Pubblicato su INFORMAZIONE 24 in: HI-TECH

L'asta per l'assegnazione delle frequenze 5G rappresenta il prossimo importante appuntamento che l'Italia si prepara ad affrontare per dare un nuovo impulso alla rivoluzione delle reti mobili. L'asta dovrebbe concludersi a settembre, e l'AGCOM ha approvato a fine maggio le regole che dovranno disciplinarla. Si tratta di un regolamento che però non incontra i favori di tutti gli operatori coinvolti. Fastweb ha già avuto modo di manifestare il suo dissenso nei confronti della normativa, ed al coro di chi sembra intenzionato ad opporsi all'adozione della medesima sembrano unirsi anche Mediaset e Cairo Communication.

Entrambe, riporta Reuters, stanno presentando ricorsi al Tar perché, di fatto, alcune delle frequenze che rientrano nelle bande oggetto di assegnazione sono attualmente utilizzate per la trasmissione del segnale televisivo delle reti Mediaset, e di La7. Una non meglio precisata fonte legale ha sottolineato: Mediaset farà ricorso contro tutto perché con l’asta le verrebbero sottratte le frequenze che oggi ha in uso. Un'altra fonte ha aggiunto che sono stati fatti ricorsi dal Gruppo Cairo e da Mediaset.

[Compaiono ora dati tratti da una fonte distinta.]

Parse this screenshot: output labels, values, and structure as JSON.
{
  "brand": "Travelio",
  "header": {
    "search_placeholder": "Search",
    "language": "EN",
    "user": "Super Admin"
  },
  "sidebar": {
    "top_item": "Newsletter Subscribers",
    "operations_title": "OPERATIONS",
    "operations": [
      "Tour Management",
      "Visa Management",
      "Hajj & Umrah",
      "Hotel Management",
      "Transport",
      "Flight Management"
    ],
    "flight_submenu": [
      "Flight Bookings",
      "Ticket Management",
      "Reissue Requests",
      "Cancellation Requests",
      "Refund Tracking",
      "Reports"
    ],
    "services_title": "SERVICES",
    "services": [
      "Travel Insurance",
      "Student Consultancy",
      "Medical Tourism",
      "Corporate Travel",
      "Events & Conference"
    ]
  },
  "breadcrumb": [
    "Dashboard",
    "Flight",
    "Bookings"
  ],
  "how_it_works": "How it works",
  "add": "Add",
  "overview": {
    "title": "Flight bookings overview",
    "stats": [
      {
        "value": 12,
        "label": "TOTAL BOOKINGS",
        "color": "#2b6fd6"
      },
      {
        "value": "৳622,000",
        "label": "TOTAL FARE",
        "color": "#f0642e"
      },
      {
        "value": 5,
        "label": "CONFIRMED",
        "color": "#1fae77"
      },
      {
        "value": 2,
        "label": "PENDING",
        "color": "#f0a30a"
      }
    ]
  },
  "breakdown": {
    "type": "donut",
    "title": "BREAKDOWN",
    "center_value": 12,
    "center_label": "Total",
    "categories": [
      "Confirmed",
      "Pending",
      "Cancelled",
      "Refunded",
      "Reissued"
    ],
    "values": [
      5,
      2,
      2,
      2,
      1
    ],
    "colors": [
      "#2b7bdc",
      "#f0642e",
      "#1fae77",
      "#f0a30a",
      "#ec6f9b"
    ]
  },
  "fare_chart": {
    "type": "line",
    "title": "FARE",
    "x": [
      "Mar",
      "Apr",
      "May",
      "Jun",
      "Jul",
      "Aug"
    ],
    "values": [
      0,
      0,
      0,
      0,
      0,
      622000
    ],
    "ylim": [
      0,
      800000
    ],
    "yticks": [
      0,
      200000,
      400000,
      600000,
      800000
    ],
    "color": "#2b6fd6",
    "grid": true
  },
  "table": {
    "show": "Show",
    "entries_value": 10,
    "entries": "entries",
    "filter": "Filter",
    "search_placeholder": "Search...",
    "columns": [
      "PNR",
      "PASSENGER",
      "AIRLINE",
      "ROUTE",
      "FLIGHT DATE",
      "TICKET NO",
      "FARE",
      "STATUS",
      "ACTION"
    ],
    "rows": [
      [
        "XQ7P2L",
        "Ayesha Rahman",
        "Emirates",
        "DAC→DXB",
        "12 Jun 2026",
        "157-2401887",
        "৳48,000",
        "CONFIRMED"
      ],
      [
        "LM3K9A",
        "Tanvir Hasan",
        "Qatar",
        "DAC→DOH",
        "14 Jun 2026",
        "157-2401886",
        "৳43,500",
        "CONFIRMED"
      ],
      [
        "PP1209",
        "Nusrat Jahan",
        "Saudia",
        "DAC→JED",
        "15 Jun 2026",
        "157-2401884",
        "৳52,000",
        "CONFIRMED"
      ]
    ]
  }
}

Si ricorda che le bande di frequenza oggetto dell'asta coincidono con la 3600-3800 MHz, la 700 MHz e la 26 GHz e che l'individuazione è stata determinata a livello comunitario; l'Antitrust italiano ha quindi modellato il regolamento dell'asta sulla base delle indicazioni ricevute dall'Unione Europa. Nonostante le tensioni venutesi a creare con alcuni operatori, l'AGCOM non ritiene in alcun modo compromessa la possibilità di portare avanti la procedura.